We have seen that the MOU is feckless nonsense from a sovereign entity charged to enforce a law. In particular, the standard MOU reduces a legal requirement to an unenforceable agreement that the affected school board comply with the law it is violating. It further maunders that VDOE and the affected division “should” comply with all applicable laws and regulations.
Today we examine the second sentence of Section I of the boilerplate MOU:
A copy of the [Standards of Accreditation] requirements for schools rated Accreditation Denied is located at the following link: http://www.doe.virginia.gov/boe/accreditation/index.shtml.
In fact, that link leads not to the requirements but to the VDOE Web page titled “Standards of Accreditation.” That Web page, in turn, has a link to an unofficial copy of the Board’s regulation. The official copy is here.
This regulation that has the force of law provides in part:
8VAC20-131-315. Action Requirements for Schools That Are Denied Accreditation.

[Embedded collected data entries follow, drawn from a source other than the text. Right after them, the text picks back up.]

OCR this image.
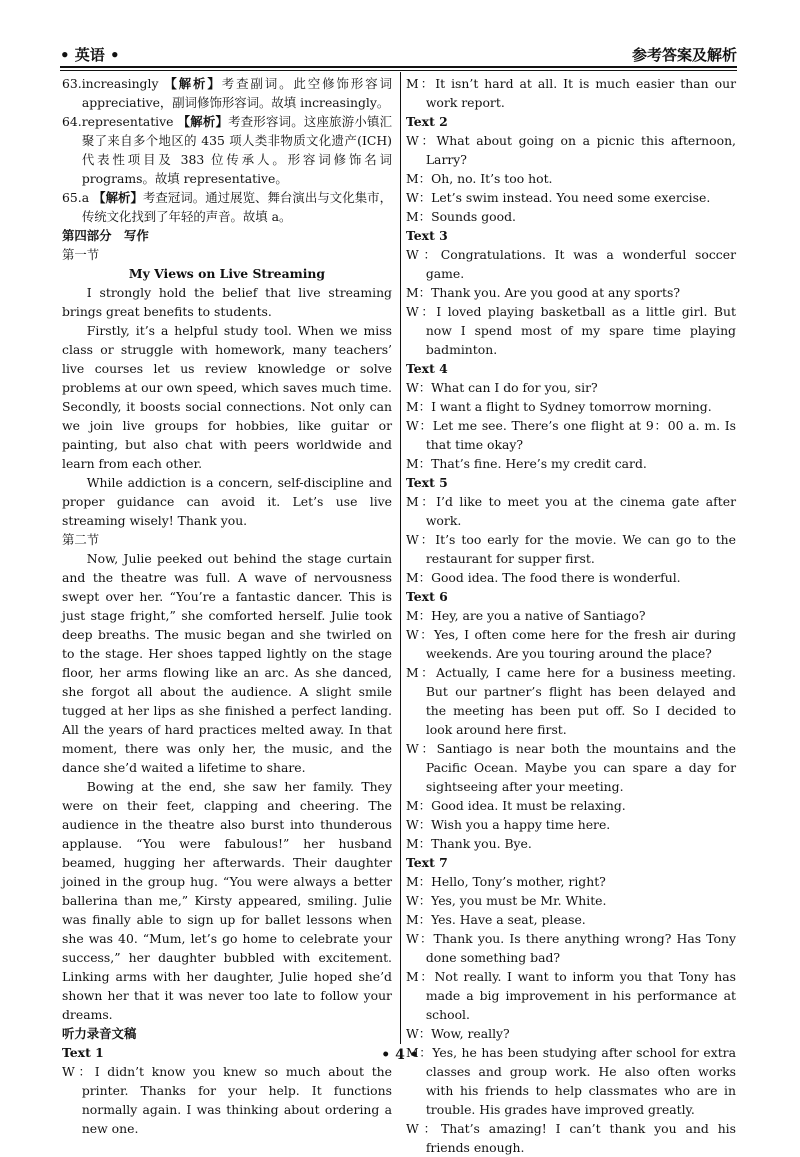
• 英语 •	参考答案及解析

63.increasingly 【解析】考查副词。此空修饰形容词appreciative，副词修饰形容词。故填 increasingly。

64.representative 【解析】考查形容词。这座旅游小镇汇聚了来自多个地区的 435 项人类非物质文化遗产(ICH)代表性项目及 383 位传承人。形容词修饰名词 programs。故填 representative。

65.a 【解析】考查冠词。通过展览、舞台演出与文化集市，传统文化找到了年轻的声音。故填 a。

第四部分　写作

第一节

My Views on Live Streaming

I strongly hold the belief that live streaming brings great benefits to students.

Firstly, it’s a helpful study tool. When we miss class or struggle with homework, many teachers’ live courses let us review knowledge or solve problems at our own speed, which saves much time. Secondly, it boosts social connections. Not only can we join live groups for hobbies, like guitar or painting, but also chat with peers worldwide and learn from each other.

While addiction is a concern, self-discipline and proper guidance can avoid it. Let’s use live streaming wisely! Thank you.

第二节

Now, Julie peeked out behind the stage curtain and the theatre was full. A wave of nervousness swept over her. “You’re a fantastic dancer. This is just stage fright,” she comforted herself. Julie took deep breaths. The music began and she twirled on to the stage. Her shoes tapped lightly on the stage floor, her arms flowing like an arc. As she danced, she forgot all about the audience. A slight smile tugged at her lips as she finished a perfect landing. All the years of hard practices melted away. In that moment, there was only her, the music, and the dance she’d waited a lifetime to share.

Bowing at the end, she saw her family. They were on their feet, clapping and cheering. The audience in the theatre also burst into thunderous applause. “You were fabulous!” her husband beamed, hugging her afterwards. Their daughter joined in the group hug. “You were always a better ballerina than me,” Kirsty appeared, smiling. Julie was finally able to sign up for ballet lessons when she was 40. “Mum, let’s go home to celebrate your success,” her daughter bubbled with excitement. Linking arms with her daughter, Julie hoped she’d shown her that it was never too late to follow your dreams.

听力录音文稿

Text 1

W：I didn’t know you knew so much about the printer. Thanks for your help. It functions normally again. I was thinking about ordering a new one.

M：It isn’t hard at all. It is much easier than our work report.

Text 2

W：What about going on a picnic this afternoon, Larry?

M：Oh, no. It’s too hot.

W：Let’s swim instead. You need some exercise.

M：Sounds good.

Text 3

W：Congratulations. It was a wonderful soccer game.

M：Thank you. Are you good at any sports?

W：I loved playing basketball as a little girl. But now I spend most of my spare time playing badminton.

Text 4

W：What can I do for you, sir?

M：I want a flight to Sydney tomorrow morning.

W：Let me see. There’s one flight at 9：00 a. m. Is that time okay?

M：That’s fine. Here’s my credit card.

Text 5

M：I’d like to meet you at the cinema gate after work.

W：It’s too early for the movie. We can go to the restaurant for supper first.

M：Good idea. The food there is wonderful.

Text 6

M：Hey, are you a native of Santiago?

W：Yes, I often come here for the fresh air during weekends. Are you touring around the place?

M：Actually, I came here for a business meeting. But our partner’s flight has been delayed and the meeting has been put off. So I decided to look around here first.

W：Santiago is near both the mountains and the Pacific Ocean. Maybe you can spare a day for sightseeing after your meeting.

M：Good idea. It must be relaxing.

W：Wish you a happy time here.

M：Thank you. Bye.

Text 7

M：Hello, Tony’s mother, right?

W：Yes, you must be Mr. White.

M：Yes. Have a seat, please.

W：Thank you. Is there anything wrong? Has Tony done something bad?

M：Not really. I want to inform you that Tony has made a big improvement in his performance at school.

W：Wow, really?

M：Yes, he has been studying after school for extra classes and group work. He also often works with his friends to help classmates who are in trouble. His grades have improved greatly.

W：That’s amazing! I can’t thank you and his friends enough.

• 4 •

B. Any school rated Accreditation Denied in accordance with 8VAC20-131-300 shall be subject to actions prescribed by the Board of Education and affirmed through a memorandum of understanding between the Board of Education and the local school board. The local school board shall submit a corrective action plan to the Board of Education for its consideration in prescribing actions in the memorandum of understanding within 45 days of the notification of the rating. The memorandum of understanding shall be entered into no later than November 1 of the academic year in which the rating is awarded.
The local board shall submit status reports detailing implementation of actions prescribed by the memorandum of understanding to the Board of Education. The status reports shall be signed by the school principal, division superintendent, and the chair of the local school board. The school principal, division superintendent, and the chair of the local school board may be required to appear before the Board of Education to present status reports.
The memorandum of understanding may also include but not be limited to:
1. Undergoing an educational service delivery and management review. The Board of Education shall prescribe the content of such review and approve the reviewing authority retained by the school division.
2. Employing a turnaround specialist credentialed by the state to address those conditions at the school that may impede educational progress and effectiveness and academic success.
If you’ll parse this carefully, you’ll see that it is a redundant accumulation of feckless nonsense:
- What constitutes an acceptable Plan? Where is the list of minimum requirements?
- What happens if VBOE rejects the Plan? Does this lead to an endless loop of Plan submission and rejection?
- What happens to a School Board that does not submit an acceptable Plan or any Plan at all? That division already is violating Virginia law.
- What happens to a School Board that does not execute the Plan?
- What happens if the Plan fails?
The MOU adds a layer of paperwork but does not answer these basic questions. Neither does it create any enforceable requirements. It is a bureaucratic excrescence.
Your $22.3 million tax dollars per year at “work.”